After Simon and Kahl finished their opening remarks, Zachery Coelius, a College of Liberal Arts junior, rebutted for the federal government. Ryan Hays, a management junior, finished up for the opposition. The floor was then opened up for a loosely structured public debate, where audience members were randomly called on to make one-minute statements.

“If Kuwait was growing carrots instead of oil, we wouldn’t have given a damn before,” an audience member said.

“Saddam is a rabid dog,” said another. “And what do you do with a rabid dog? You kill it!”

A segment of the debate was devoted to “cross speeches,” those that disagreed with both Kahl’s argument for allowing U.N. weapons inspectors more time in Iraq and Young’s pressing for war.

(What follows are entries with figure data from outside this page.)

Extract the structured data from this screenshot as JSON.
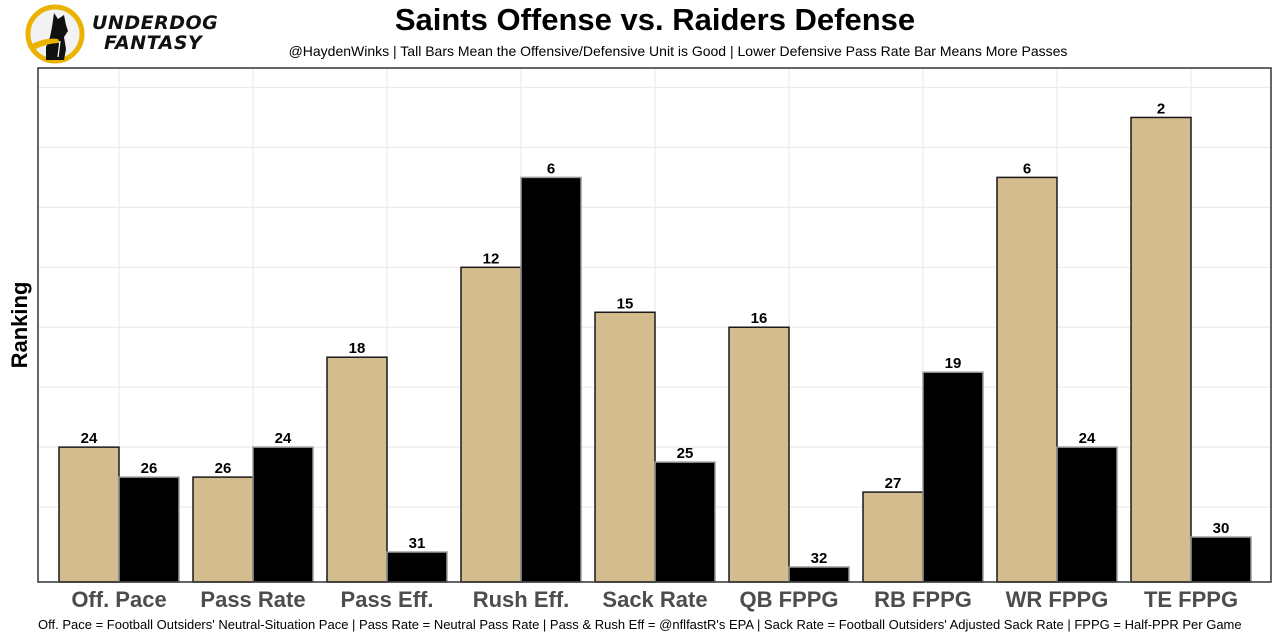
{
  "logo": {
    "line1": "UNDERDOG",
    "line2": "FANTASY",
    "icon": "underdog-dog-logo-icon",
    "ring_color": "#E9B300"
  },
  "caption": "Off. Pace = Football Outsiders' Neutral-Situation Pace | Pass Rate = Neutral Pass Rate | Pass & Rush Eff = @nflfastR's EPA | Sack Rate = Football Outsiders' Adjusted Sack Rate | FPPG = Half-PPR Per Game",
  "chart_data": {
    "type": "bar",
    "title": "Saints Offense vs. Raiders Defense",
    "subtitle": "@HaydenWinks | Tall Bars Mean the Offensive/Defensive Unit is Good | Lower Defensive Pass Rate Bar Means More Passes",
    "xlabel": "",
    "ylabel": "Ranking",
    "categories": [
      "Off. Pace",
      "Pass Rate",
      "Pass Eff.",
      "Rush Eff.",
      "Sack Rate",
      "QB FPPG",
      "RB FPPG",
      "WR FPPG",
      "TE FPPG"
    ],
    "series": [
      {
        "name": "Saints Offense",
        "color": "#D3BC8D",
        "values": [
          24,
          26,
          18,
          12,
          15,
          16,
          27,
          6,
          2
        ]
      },
      {
        "name": "Raiders Defense",
        "color": "#000000",
        "values": [
          26,
          24,
          31,
          6,
          25,
          32,
          19,
          24,
          30
        ]
      }
    ],
    "bar_height_encoding": "33 - rank (rank 1 tallest)",
    "ylim_inverted_rank": [
      0,
      34.3
    ],
    "y_ticks_shown": false,
    "grid": true,
    "legend": "none"
  }
}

“I think before we start worrying about others’ alleged terrorist activities, we should come clean with ourselves first,” said an audience member. “Shut down the School of Americas first.”

After Kahl’s and Simon’s closing remarks, the audience was asked to divide into groups in order to indicate who presented the best case. Although a number of people left the event and others did not cast a vote, the majority of the audience sided with those opposing the war.

Volunteers for Mayday Bookstore were handing out pamphlets and selling anti-war books outside Willey Hall.

“I’ve seen these polls that say 50 or 60 or 70 percent of Americans support this war,” said Tom Dooley, a Veterans for Peace member who served in the Air Force during World War II. “But I talk to a lot of people every day and I see 95 percent against and only 5 percent for.”

Members of the University student group Socialist Alternative sold Marxist newspapers nearby.

“I think the only way the tide shifted in Vietnam wasn’t so much moral outrage from the body bags coming home,” said Ty Moore, a group member. “Instead, the activist movement circumvented the media and helped teach Ö the real facts. That’s what we’re attempting to do here.”

The Iraq debate was the society’s first debate since it returned as a victor from competitions held in England. Coelius, who has been debating for three years, is now ranked seventh in the world. Simon, who worked as a judge for the tournament, said the Americans’ high scores were a huge upset because U.S. teams historically place poorly at the event.

Debate topics in England included issues such as the banning of beauty pageants and allowing prisoners voting privileges.

“I couldn’t be more proud,” Simon said. “Three years ago, it was just four people in a room who had never debated before.”

The debate society holds public debates on campus throughout the year depending on a particular issue’s pertinence. It held a similar event in April to discuss police response to the Gopher hockey riots.